Yup, that still works for me.

Date: 2006-03-05 11:20 am (UTC)
From: [identity profile] helenraven.livejournal.com
I'd put the book to one side until I was in a position to start planning the trip again, but now I think I should read it right away. Why the postcards of polar bears in Uzbekistan? Why? Because looking at ice can make one feel cool? Um...

Date: 2006-03-05 11:23 am (UTC)
From: [identity profile] shewhomust.livejournal.com
Oh, I don't think it has any bearing on any actual trip one might make; you aren't going to get to Soviet Central Asia in the late 1950s...

Date: 2006-03-05 04:07 pm (UTC)
From: [identity profile] helenraven.livejournal.com
you aren't going to get to Soviet Central Asia in the late 1950s...

You don't know that.
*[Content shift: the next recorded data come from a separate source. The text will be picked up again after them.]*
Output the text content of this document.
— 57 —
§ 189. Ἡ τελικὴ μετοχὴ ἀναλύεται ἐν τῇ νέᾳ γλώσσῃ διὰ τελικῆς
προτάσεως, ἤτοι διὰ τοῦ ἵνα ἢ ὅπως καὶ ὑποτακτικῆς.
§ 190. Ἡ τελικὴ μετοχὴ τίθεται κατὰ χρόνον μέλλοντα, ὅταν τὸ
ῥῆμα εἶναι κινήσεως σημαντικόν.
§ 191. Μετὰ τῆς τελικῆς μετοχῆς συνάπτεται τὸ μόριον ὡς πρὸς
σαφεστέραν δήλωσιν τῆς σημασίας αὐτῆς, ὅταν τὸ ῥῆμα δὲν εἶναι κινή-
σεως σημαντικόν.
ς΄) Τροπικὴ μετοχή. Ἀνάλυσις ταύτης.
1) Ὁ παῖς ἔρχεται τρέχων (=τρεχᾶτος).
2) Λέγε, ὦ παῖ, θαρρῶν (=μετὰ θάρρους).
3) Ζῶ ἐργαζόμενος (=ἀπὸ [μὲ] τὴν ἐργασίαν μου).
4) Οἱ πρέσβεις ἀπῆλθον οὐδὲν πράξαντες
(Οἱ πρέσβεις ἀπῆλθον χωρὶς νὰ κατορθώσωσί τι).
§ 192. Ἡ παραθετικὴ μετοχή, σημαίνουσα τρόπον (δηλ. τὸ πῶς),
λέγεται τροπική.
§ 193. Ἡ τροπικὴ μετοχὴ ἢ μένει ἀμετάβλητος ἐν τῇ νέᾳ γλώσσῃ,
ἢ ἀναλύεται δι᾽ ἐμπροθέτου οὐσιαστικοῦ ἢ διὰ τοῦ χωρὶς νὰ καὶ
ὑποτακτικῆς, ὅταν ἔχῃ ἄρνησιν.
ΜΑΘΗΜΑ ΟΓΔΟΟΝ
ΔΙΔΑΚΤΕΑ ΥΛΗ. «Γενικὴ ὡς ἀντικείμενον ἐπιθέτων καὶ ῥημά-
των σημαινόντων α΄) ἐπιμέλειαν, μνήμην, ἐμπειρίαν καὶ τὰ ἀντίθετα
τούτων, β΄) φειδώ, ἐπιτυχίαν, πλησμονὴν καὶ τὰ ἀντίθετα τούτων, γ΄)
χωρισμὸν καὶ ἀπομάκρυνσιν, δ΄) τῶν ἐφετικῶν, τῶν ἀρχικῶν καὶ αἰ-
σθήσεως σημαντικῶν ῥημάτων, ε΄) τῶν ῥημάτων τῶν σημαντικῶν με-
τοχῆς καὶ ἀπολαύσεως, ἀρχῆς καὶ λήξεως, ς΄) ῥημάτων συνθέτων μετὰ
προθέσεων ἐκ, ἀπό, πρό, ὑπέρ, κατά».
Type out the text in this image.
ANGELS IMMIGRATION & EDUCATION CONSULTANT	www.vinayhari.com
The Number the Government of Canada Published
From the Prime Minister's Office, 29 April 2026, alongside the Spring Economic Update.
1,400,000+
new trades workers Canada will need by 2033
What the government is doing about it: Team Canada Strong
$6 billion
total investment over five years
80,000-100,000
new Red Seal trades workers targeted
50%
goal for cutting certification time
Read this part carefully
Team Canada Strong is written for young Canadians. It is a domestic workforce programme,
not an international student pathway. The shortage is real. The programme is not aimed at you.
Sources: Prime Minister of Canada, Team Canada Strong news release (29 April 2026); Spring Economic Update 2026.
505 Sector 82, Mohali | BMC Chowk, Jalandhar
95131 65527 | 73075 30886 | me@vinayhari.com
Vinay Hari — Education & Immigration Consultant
The range of tours on offer is getting wider every day.

I started it over my Sunday lunch at Carluccios and am enjoying it very much. I liked the way he messed with the head of the Italian delegate guy who called asking for "Theresa" - very promising for the rest of the book.

Date: 2006-03-05 04:30 pm (UTC)
From: [identity profile] mevennen.livejournal.com
I used to live in Alma Ata and I've worked in Uzbekistan (both Samarkand and Tashkent). Let me know if you'd like any info/contacts.

Date: 2006-03-05 09:15 pm (UTC)
From: [identity profile] shewhomust.livejournal.com
Thank you - I'll pass that on.

For my own part, I had picked up on that fact, and would love to hear you talk about it some time...

Date: 2006-03-06 12:11 pm (UTC)
From: [identity profile] mevennen.livejournal.com
I haven't been back to Uzbekistan since 2004, and it's a very fast-changing region. Fascinating, though.